Independent security researchers have found that the demographic details and addresses of more than 80 million US households were left exposed on an unsecured cloud database.
The research team, composed of Noam Rotem, Ran Locar and others, were unable to find the identity of the database owner.
They did manage to find that the details included names, ages, genders, income levels and marital status. The data didn’t include payment information or Social Security numbers.
Some of the information — gender, marital status and income level — were coded. Meanwhile, names, ages and addresses were left uncoded.
Until Monday, the online cloud database required no password to access.
The 80 million households impacted make up over half of all households in the US.
As Rotem noted in an interview, “I wouldn’t like my data to be exposed like this. It should not be there.”
While Rotem’s team found that the data was stored in a Microsoft-owned cloud service, securing the data is up to the organization that created the database in the first place, not Microsoft.
As a Microsoft spokesperson said in a statement, “We have notified the owner of the database and are taking appropriate steps to help the customer remove the data until it can be properly secured.”
The privacy breach highlights a major flaw of current cloud data storage.
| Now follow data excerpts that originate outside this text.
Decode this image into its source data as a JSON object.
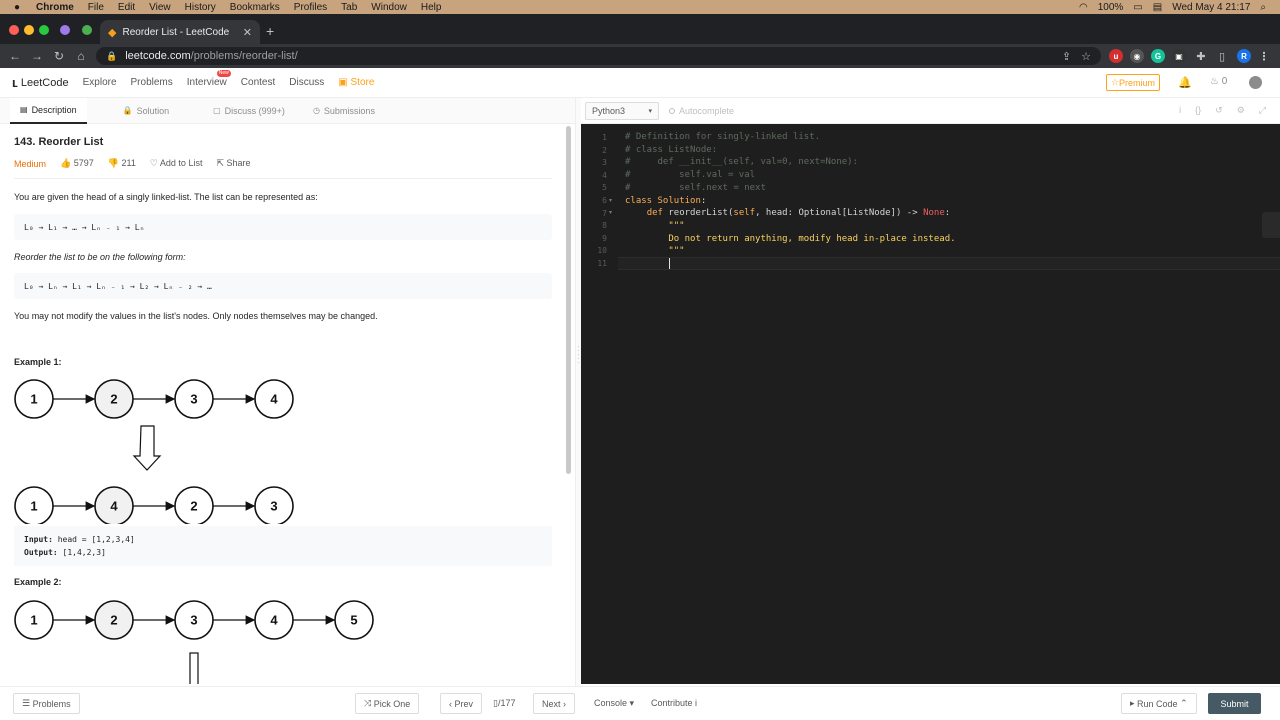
{
  "menubar": {
    "app": "Chrome",
    "items": [
      "File",
      "Edit",
      "View",
      "History",
      "Bookmarks",
      "Profiles",
      "Tab",
      "Window",
      "Help"
    ],
    "battery": "100%",
    "datetime": "Wed May 4  21:17"
  },
  "browser": {
    "tab_title": "Reorder List - LeetCode",
    "url_host": "leetcode.com",
    "url_path": "/problems/reorder-list/"
  },
  "nav": {
    "logo": "LeetCode",
    "links": [
      "Explore",
      "Problems",
      "Interview",
      "Contest",
      "Discuss",
      "Store"
    ],
    "new_badge": "New",
    "premium": "Premium",
    "streak": "0"
  },
  "tabs": {
    "description": "Description",
    "solution": "Solution",
    "discuss": "Discuss (999+)",
    "submissions": "Submissions"
  },
  "problem": {
    "title": "143. Reorder List",
    "difficulty": "Medium",
    "likes": "5797",
    "dislikes": "211",
    "add_to_list": "Add to List",
    "share": "Share",
    "intro": "You are given the head of a singly linked-list. The list can be represented as:",
    "form1": "L₀ → L₁ → … → Lₙ ₋ ₁ → Lₙ",
    "reorder_text": "Reorder the list to be on the following form:",
    "form2": "L₀ → Lₙ → L₁ → Lₙ ₋ ₁ → L₂ → Lₙ ₋ ₂ → …",
    "constraint": "You may not modify the values in the list's nodes. Only nodes themselves may be changed.",
    "example1_label": "Example 1:",
    "example1_before": [
      "1",
      "2",
      "3",
      "4"
    ],
    "example1_after": [
      "1",
      "4",
      "2",
      "3"
    ],
    "example1_input_label": "Input:",
    "example1_input": " head = [1,2,3,4]",
    "example1_output_label": "Output:",
    "example1_output": " [1,4,2,3]",
    "example2_label": "Example 2:",
    "example2_before": [
      "1",
      "2",
      "3",
      "4",
      "5"
    ]
  },
  "editor": {
    "language": "Python3",
    "autocomplete": "Autocomplete",
    "line_numbers": [
      "1",
      "2",
      "3",
      "4",
      "5",
      "6",
      "7",
      "8",
      "9",
      "10",
      "11"
    ]
  },
  "bottom": {
    "problems": "Problems",
    "pick_one": "Pick One",
    "prev": "Prev",
    "page": "/177",
    "next": "Next",
    "console": "Console",
    "contribute": "Contribute",
    "run_code": "Run Code",
    "submit": "Submit"
  },
  "colors": {
    "accent": "#ffa116",
    "medium": "#ef6c00",
    "submit_bg": "#455a64",
    "editor_bg": "#1e1e1e"
  }
}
Put simply, many organizations don’t have the expertise to secure the data they keep on internet-connected servers. This lapse creates opportunities for exposure of sensitive data.
Recent researchers have also found that patient information from drug treatment centers was exposed in a database; another researcher found a publicly visible database for Facebook user data stored by third-party companies.
Finding a database doesn’t involve hacking. You just need the IP address and numerical code assigned to the web page.